A machine-rendered reading of the paper's core claim, the machinery that carries it, and where it could break.
Core claim
Because training and inference engines assign different probabilities to the same sequences, an update that raises the training policy objective need not raise the inference policy objective. The paper therefore defines Monotonic Inference Policy Improvement (MIPI) as the correct target and introduces Monotonic Inference Policy Update (MIPU), which constructs sampler-referenced candidate updates and selectively accepts only those whose inference-side gap proxy signals monotonic improvement on the inference policy.
What carries the argument
Monotonic Inference Policy Improvement (MIPI) objective together with the MIPU two-step framework that filters candidate updates by an inference-side gap proxy.
If this is right
- MIPU produces higher average reasoning performance than prior mismatch-handling methods under high training-inference mismatch.
- Selective acceptance of synchronized candidates using the inference-side gap proxy increases training stability and reduces collapse risk.
- The approach works across two different model scales without requiring changes to the underlying sampler or reward model.
- MIPI replaces the training-policy objective as the quantity to be maximized at every step.
Where Pith is reading between the lines
- If the proxy proves reliable across wider mismatch regimes, training loops could drop direct inference measurements entirely.
- The same selective-acceptance pattern might apply to other settings where training and deployment engines diverge, such as quantized or distilled models.
- A tighter theoretical bound on the proxy-to-inference correlation would strengthen the guarantee that accepted updates are monotonic on the deployed policy.
Load-bearing premise
The inference-side gap proxy reliably identifies updates that produce monotonic improvement on the actual inference policy without requiring direct measurement or additional assumptions about the mismatch distribution.
What would settle it
Direct measurement on the inference engine showing that an update accepted by the MIPU proxy produces no improvement or produces degradation in inference policy performance.
Figures
read the original abstract
Reinforcement learning (RL) has gained growing attention in large language model (LLM) post-training, yet RL training remains fragile and can suffer from instability or collapse. One vital cause is training-inference mismatch: LLM adopts separate inference and training engines for generation efficiency and training precision, which in practice exhibits inconsistent probabilities for the same trajectories on training and inference sides, even with synchronized model parameters. This naturally induces a special type of off-policyness ever existing and poisoning the training. Prior works have made various efforts in addressing the off-policyness to stabilize the training policies under the mismatch.

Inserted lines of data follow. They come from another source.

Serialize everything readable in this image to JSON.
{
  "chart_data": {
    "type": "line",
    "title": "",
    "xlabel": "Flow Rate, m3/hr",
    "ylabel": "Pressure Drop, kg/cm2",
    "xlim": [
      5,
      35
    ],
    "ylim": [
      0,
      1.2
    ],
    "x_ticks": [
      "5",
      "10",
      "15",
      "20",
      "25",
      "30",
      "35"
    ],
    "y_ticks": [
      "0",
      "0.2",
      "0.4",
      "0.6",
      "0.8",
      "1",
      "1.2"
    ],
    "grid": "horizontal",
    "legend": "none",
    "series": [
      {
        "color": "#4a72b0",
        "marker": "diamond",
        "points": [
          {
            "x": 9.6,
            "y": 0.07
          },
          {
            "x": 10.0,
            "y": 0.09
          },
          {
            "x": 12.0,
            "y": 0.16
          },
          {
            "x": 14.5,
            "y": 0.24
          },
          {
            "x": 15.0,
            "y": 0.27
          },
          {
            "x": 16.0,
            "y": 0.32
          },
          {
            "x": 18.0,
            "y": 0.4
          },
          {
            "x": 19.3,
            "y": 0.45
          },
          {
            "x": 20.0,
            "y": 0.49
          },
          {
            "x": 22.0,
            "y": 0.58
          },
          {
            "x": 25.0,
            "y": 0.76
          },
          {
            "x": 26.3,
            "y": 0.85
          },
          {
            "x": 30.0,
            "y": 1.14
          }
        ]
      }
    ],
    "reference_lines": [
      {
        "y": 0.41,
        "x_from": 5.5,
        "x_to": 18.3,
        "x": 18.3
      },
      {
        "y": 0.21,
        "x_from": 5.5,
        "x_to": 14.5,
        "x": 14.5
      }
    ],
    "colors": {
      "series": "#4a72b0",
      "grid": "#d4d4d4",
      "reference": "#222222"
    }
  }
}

In this paper, we point out the objective misalignment neglected by existing works that an effective update to the policy in the training engine not necessarily ensures the improvement of the inference policy, i.e., the one used in deployment. To this end, we propose a new policy optimization objective for LLM RL, named Monotonic Inference Policy Improvement (MIPI). Following this principle, we introduce Monotonic Inference Policy Update (MIPU), a two-step LLM RL framework that constructs sampler-referenced candidate updates and selectively accepts synchronized candidates using an inference-side gap proxy. Experiments conducted on two model scales under high mismatch show that MIPU improves average reasoning performance and training stability.
Editorial analysis
A structured set of objections, weighed in public.
Referee Report
Summary. The paper identifies a training-inference mismatch in LLM RL arising from separate engines, which creates persistent off-policyness. It argues that optimizing the training policy does not guarantee monotonic improvement in the deployed inference policy, and proposes the Monotonic Inference Policy Improvement (MIPI) objective. It introduces the Monotonic Inference Policy Update (MIPU) framework, which generates sampler-referenced candidate updates and accepts them via an inference-side gap proxy. Experiments on two model scales under high mismatch report gains in average reasoning performance and training stability.
Significance. If MIPU's proxy reliably selects only updates that improve the true inference policy, the work would address a practical source of instability in LLM post-training that prior off-policy corrections have overlooked. The experimental results on multiple scales provide initial evidence of benefit, but the absence of a bound or stated assumption linking the proxy to monotonic inference improvement limits the strength of the central claim.
major comments (2)
- [§4] §4 (MIPU framework): The inference-side gap proxy is described as the mechanism that ensures only synchronized candidates producing monotonic inference-policy improvement are accepted, yet no derivation, bound, or explicit assumption on the mismatch distribution is supplied to establish that the proxy selects such updates. Without this link, an update passing the proxy could still degrade inference performance.
- [§5] §5 (Experiments): The reported gains in reasoning performance and stability are shown under high mismatch, but the evaluation does not include a direct measurement of inference-policy value before/after accepted updates or an ablation isolating the proxy's contribution from the candidate-generation step.
minor comments (2)
- Notation for the training and inference policies should be introduced with explicit symbols (e.g., π_train vs. π_inf) at first use rather than relying on descriptive phrases.
- The abstract states that MIPU 'constructs sampler-referenced candidate updates'; the corresponding section should clarify whether the sampler is the training engine itself or an external reference distribution.
Simulated Author's Rebuttal
We thank the referee for the constructive feedback highlighting the need for stronger theoretical grounding of the proxy and more targeted experimental validation. We respond to each major comment below.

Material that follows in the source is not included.